DREAMS OF THE FUTURE AS MORAL VISIONS
My previous book culminated in a discussion of deep ecology, a form of radical environmentalism that adopts the principle of “ecoegalitarianism”: no one species has any moral priority over another. Because technological man so consistently violates this stricture, some of the deep ecologists look forward to a day when human beings will have been replaced by a new human-like species that lives more at one with nature. I criticized that view for its profoundly anti-human character, but even then I noted that the same threat could come from the direction of technological utopianism.17 Deliberately seeking our own extinction represents the extreme limit of how far we could want to go to overcome our given circumstances and raises in an obvious way a question that is always lurking in our rapidly changing world: What kind of future are we trying to create?
It is very likely that the world we will have in the future will not be exactly the one laid out by today’s transhumanists. Still, our utter dependence on continuing scientific and technological development makes it impossible to dismiss the broad goals of transhumanism outright; indeed, it is hard to imagine how we will avoid making choices that could provide building blocks for a project of human extinction.

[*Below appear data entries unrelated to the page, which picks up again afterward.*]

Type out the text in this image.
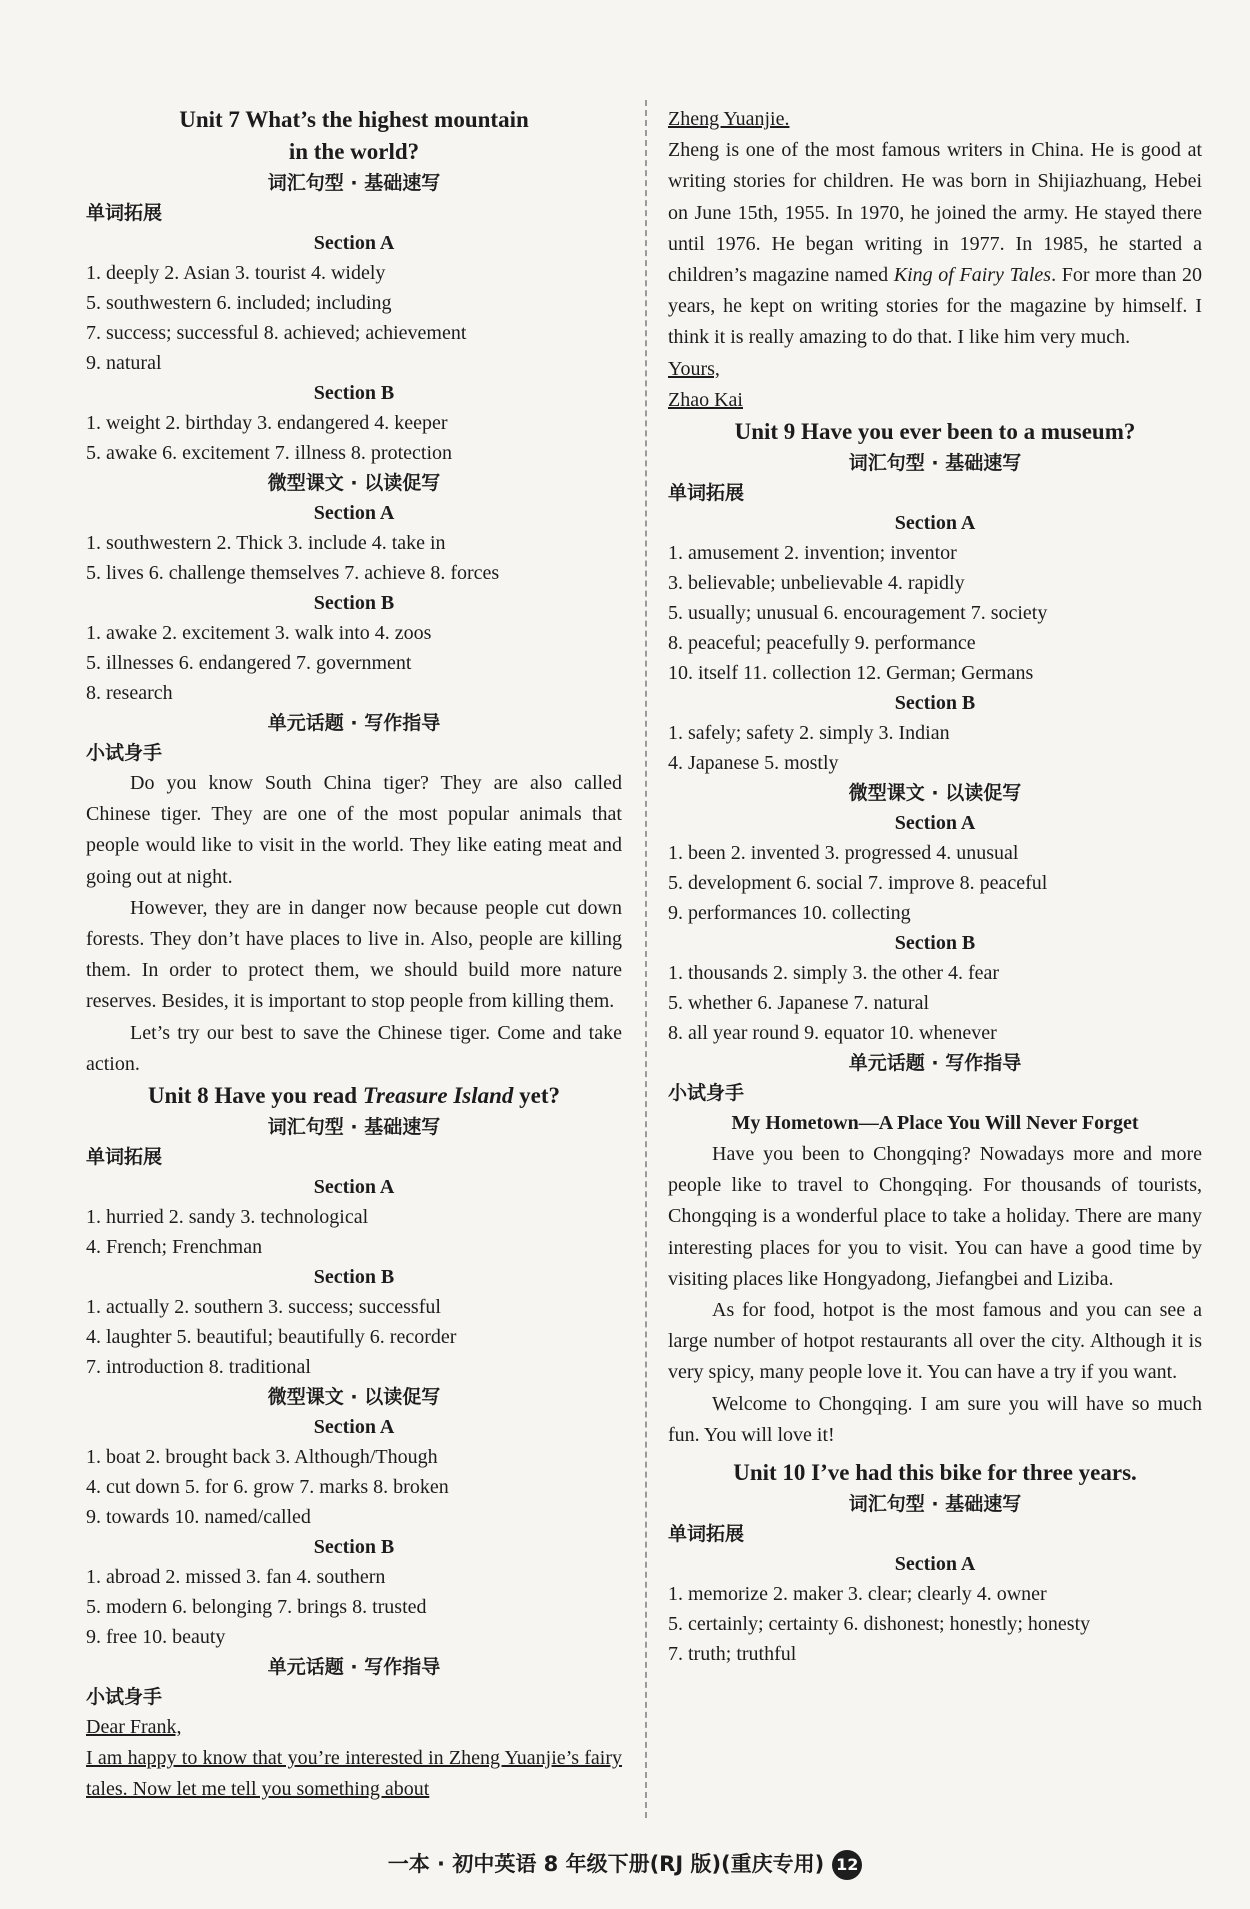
Unit 7 What’s the highest mountain
in the world?
词汇句型 · 基础速写
单词拓展
Section A
1. deeply 2. Asian 3. tourist 4. widely
5. southwestern 6. included; including
7. success; successful 8. achieved; achievement
9. natural
Section B
1. weight 2. birthday 3. endangered 4. keeper
5. awake 6. excitement 7. illness 8. protection
微型课文 · 以读促写
Section A
1. southwestern 2. Thick 3. include 4. take in
5. lives 6. challenge themselves 7. achieve 8. forces
Section B
1. awake 2. excitement 3. walk into 4. zoos
5. illnesses 6. endangered 7. government
8. research
单元话题 · 写作指导
小试身手
Do you know South China tiger? They are also called Chinese tiger. They are one of the most popular animals that people would like to visit in the world. They like eating meat and going out at night.
However, they are in danger now because people cut down forests. They don’t have places to live in. Also, people are killing them. In order to protect them, we should build more nature reserves. Besides, it is important to stop people from killing them.
Let’s try our best to save the Chinese tiger. Come and take action.
Unit 8 Have you read Treasure Island yet?
词汇句型 · 基础速写
单词拓展
Section A
1. hurried 2. sandy 3. technological
4. French; Frenchman
Section B
1. actually 2. southern 3. success; successful
4. laughter 5. beautiful; beautifully 6. recorder
7. introduction 8. traditional
微型课文 · 以读促写
Section A
1. boat 2. brought back 3. Although/Though
4. cut down 5. for 6. grow 7. marks 8. broken
9. towards 10. named/called
Section B
1. abroad 2. missed 3. fan 4. southern
5. modern 6. belonging 7. brings 8. trusted
9. free 10. beauty
单元话题 · 写作指导
小试身手
Dear Frank,
I am happy to know that you’re interested in Zheng Yuanjie’s fairy tales. Now let me tell you something about
Zheng Yuanjie.
Zheng is one of the most famous writers in China. He is good at writing stories for children. He was born in Shijiazhuang, Hebei on June 15th, 1955. In 1970, he joined the army. He stayed there until 1976. He began writing in 1977. In 1985, he started a children’s magazine named King of Fairy Tales. For more than 20 years, he kept on writing stories for the magazine by himself. I think it is really amazing to do that. I like him very much.
Yours,
Zhao Kai
Unit 9 Have you ever been to a museum?
词汇句型 · 基础速写
单词拓展
Section A
1. amusement 2. invention; inventor
3. believable; unbelievable 4. rapidly
5. usually; unusual 6. encouragement 7. society
8. peaceful; peacefully 9. performance
10. itself 11. collection 12. German; Germans
Section B
1. safely; safety 2. simply 3. Indian
4. Japanese 5. mostly
微型课文 · 以读促写
Section A
1. been 2. invented 3. progressed 4. unusual
5. development 6. social 7. improve 8. peaceful
9. performances 10. collecting
Section B
1. thousands 2. simply 3. the other 4. fear
5. whether 6. Japanese 7. natural
8. all year round 9. equator 10. whenever
单元话题 · 写作指导
小试身手
My Hometown—A Place You Will Never Forget
Have you been to Chongqing? Nowadays more and more people like to travel to Chongqing. For thousands of tourists, Chongqing is a wonderful place to take a holiday. There are many interesting places for you to visit. You can have a good time by visiting places like Hongyadong, Jiefangbei and Liziba.
As for food, hotpot is the most famous and you can see a large number of hotpot restaurants all over the city. Although it is very spicy, many people love it. You can have a try if you want.
Welcome to Chongqing. I am sure you will have so much fun. You will love it!
Unit 10 I’ve had this bike for three years.
词汇句型 · 基础速写
单词拓展
Section A
1. memorize 2. maker 3. clear; clearly 4. owner
5. certainly; certainty 6. dishonest; honestly; honesty
7. truth; truthful
一本 · 初中英语 8 年级下册(RJ 版)(重庆专用) 12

Even if in most instances these choices will actually be made with a view to the contingencies of the moment—arising from scientific curiosity, engineering creativity, military necessity, or commercial possibility—the transhumanist grand vision of the eclipse of man will be there to influence, rationalize, and justify favoring certain alternatives. It provides a narrative that takes those alternatives beyond contingency and presents them in a way that intentionally creates dissatisfaction with any merely human account of how we live and treat each other now. If it is the only story going, it is all the more likely to provide the moral meaning behind the scientific and technological future.18
An argument could be made that we should avoid taking too seriously such grand visions of the future. In his book In the Shadow of Progress, Eric Cohen warns, speaking specifically of genetics, that in order “to think clearly” and avoid the twin vices of over-prediction (assuming that our worst fears or greatest hopes will come to pass) and under-prediction (failure to acknowledge where present developments might go), “we must put aside the grand dreams and great nightmares of the genetic future to consider the moral meaning of the genetic present,” instead exploring “what these new genetic possibilities might mean for how we live, what we value, and how we treat one another.”19
Cohen’s caution is well taken, and the questions he poses ought indeed to be where thoughtful people begin to confront the apparently ceaseless innovations of our technological society. But it may be harder than it looks to separate how we think about the present from how we think about the future. Whether in secular or religious terms, it is not unusual for people to define “the moral meaning of the present” in terms of the future, judging what is against what they hope (or fear) will be. After all, it is moral choice in the present that creates a future, so such visions influence how we live and treat each other today.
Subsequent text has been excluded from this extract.